When Henry received a request from Arcadia Publishing asking if she knew of a local author who could put together a book on Doraville’s history, she looked no further than Kelley.
“She asked me if I would be interested and I thought ‘Why not?’,” said Kelley. “It was an accident, I happened to be at the right place at the right time.”
On Sept. 22, Kelley will participate in a book signing for “Images of America: Doraville” at the Doraville Library, 3748 Central Ave. at 7 p.m.
The book, one in a series of many focused on small towns, boasts more than 200 vintage images and memories of early-day Doraville families and the city’s historic milestones and gives a glimpse into present-day Doraville as well, according to a news release.
“People are funny about letting loose of their family pictures,” said Kelley, who experienced initial resistance from residents. “But people who realized the value of it started putting me in touch with their friends and they had a comfort level.
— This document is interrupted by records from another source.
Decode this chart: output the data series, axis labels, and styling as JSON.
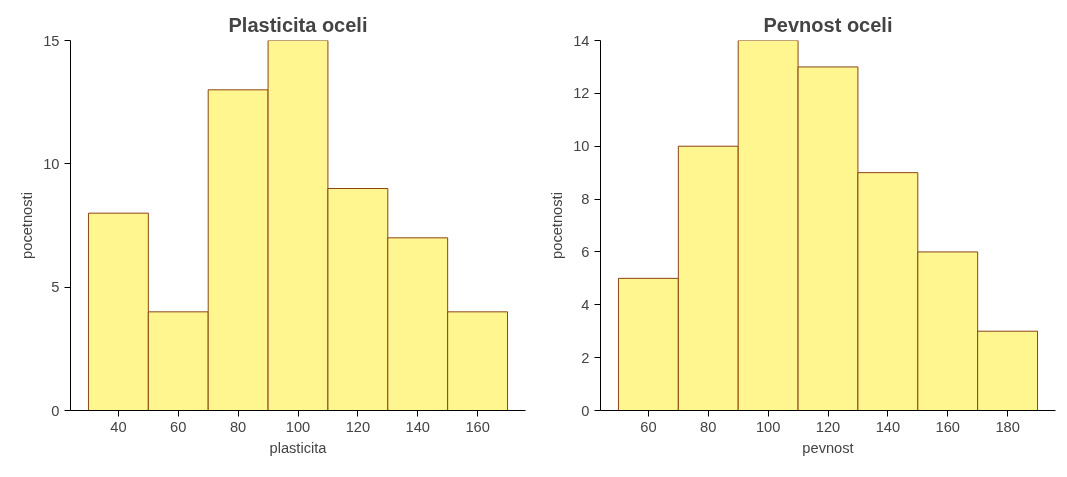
{
  "chart_data": [
    {
      "type": "histogram",
      "title": "Plasticita oceli",
      "xlabel": "plasticita",
      "ylabel": "pocetnosti",
      "bins": [
        30,
        50,
        70,
        90,
        110,
        130,
        150,
        170
      ],
      "values": [
        8,
        4,
        13,
        15,
        9,
        7,
        4
      ],
      "color": "#fff68f",
      "xlim": [
        24,
        176
      ],
      "ylim": [
        0,
        15
      ],
      "xticks": [
        40,
        60,
        80,
        100,
        120,
        140,
        160
      ],
      "yticks": [
        0,
        5,
        10,
        15
      ],
      "grid": false
    },
    {
      "type": "histogram",
      "title": "Pevnost oceli",
      "xlabel": "pevnost",
      "ylabel": "pocetnosti",
      "bins": [
        50,
        70,
        90,
        110,
        130,
        150,
        170,
        190
      ],
      "values": [
        5,
        10,
        14,
        13,
        9,
        6,
        3
      ],
      "color": "#fff68f",
      "xlim": [
        44,
        196
      ],
      "ylim": [
        0,
        14
      ],
      "xticks": [
        60,
        80,
        100,
        120,
        140,
        160,
        180
      ],
      "yticks": [
        0,
        2,
        4,
        6,
        8,
        10,
        12,
        14
      ],
      "grid": false
    }
  ]
}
Pretty soon people were coming out of the woodwork to tell me about their family with pictures.”
Kelley said Arcadia’s main mission is to preserve small town America’s history with the book series.
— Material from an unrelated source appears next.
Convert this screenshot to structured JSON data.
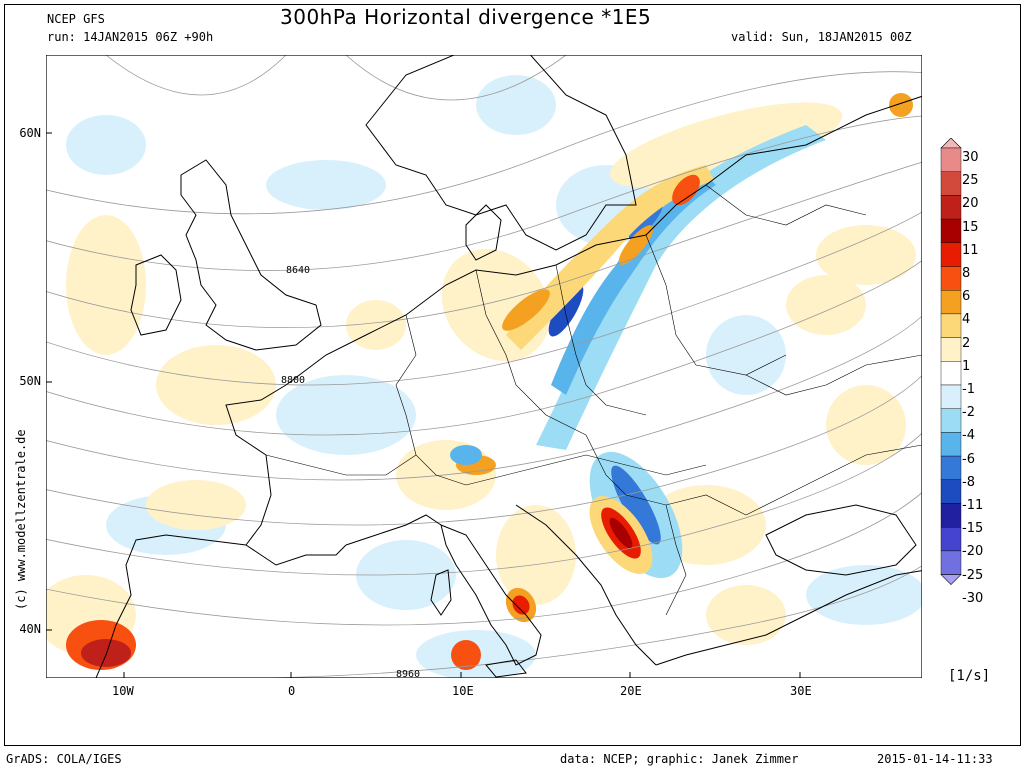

During his time visiting with residents and gathering information on the town’s history, Kelley said what he discovered about Doraville was how together the community was 50 to 70 years ago.
“It was like Mayberry … good old folk, hometown people helping people,” he said. “Everybody knew everybody’s business here in Doraville. It changed dramatically over the years and today you don’t have that sense of family that was once here … and so once I got digging I found out really cool things.”
A few of those facts were that back in the ‘70s, there was a disastrous tank farm fire that burned for several days. Also, the city was home to astronaut John Casper, who attended high school in Chamblee; the McDonald’s on Buford Highway was the first one built in Georgia in 1961 and one of the first two stores built by Home Depot in the state was in Doraville, the other in Decatur.
“Once you go into that niche of time you found out some interesting things about the city,” said Kelley. “It gave a whole new perspective of the city to help recall what it was like back then. It made me feel more like a part of the community even though I have not lived it, but just knowing about it made me appreciate it more.”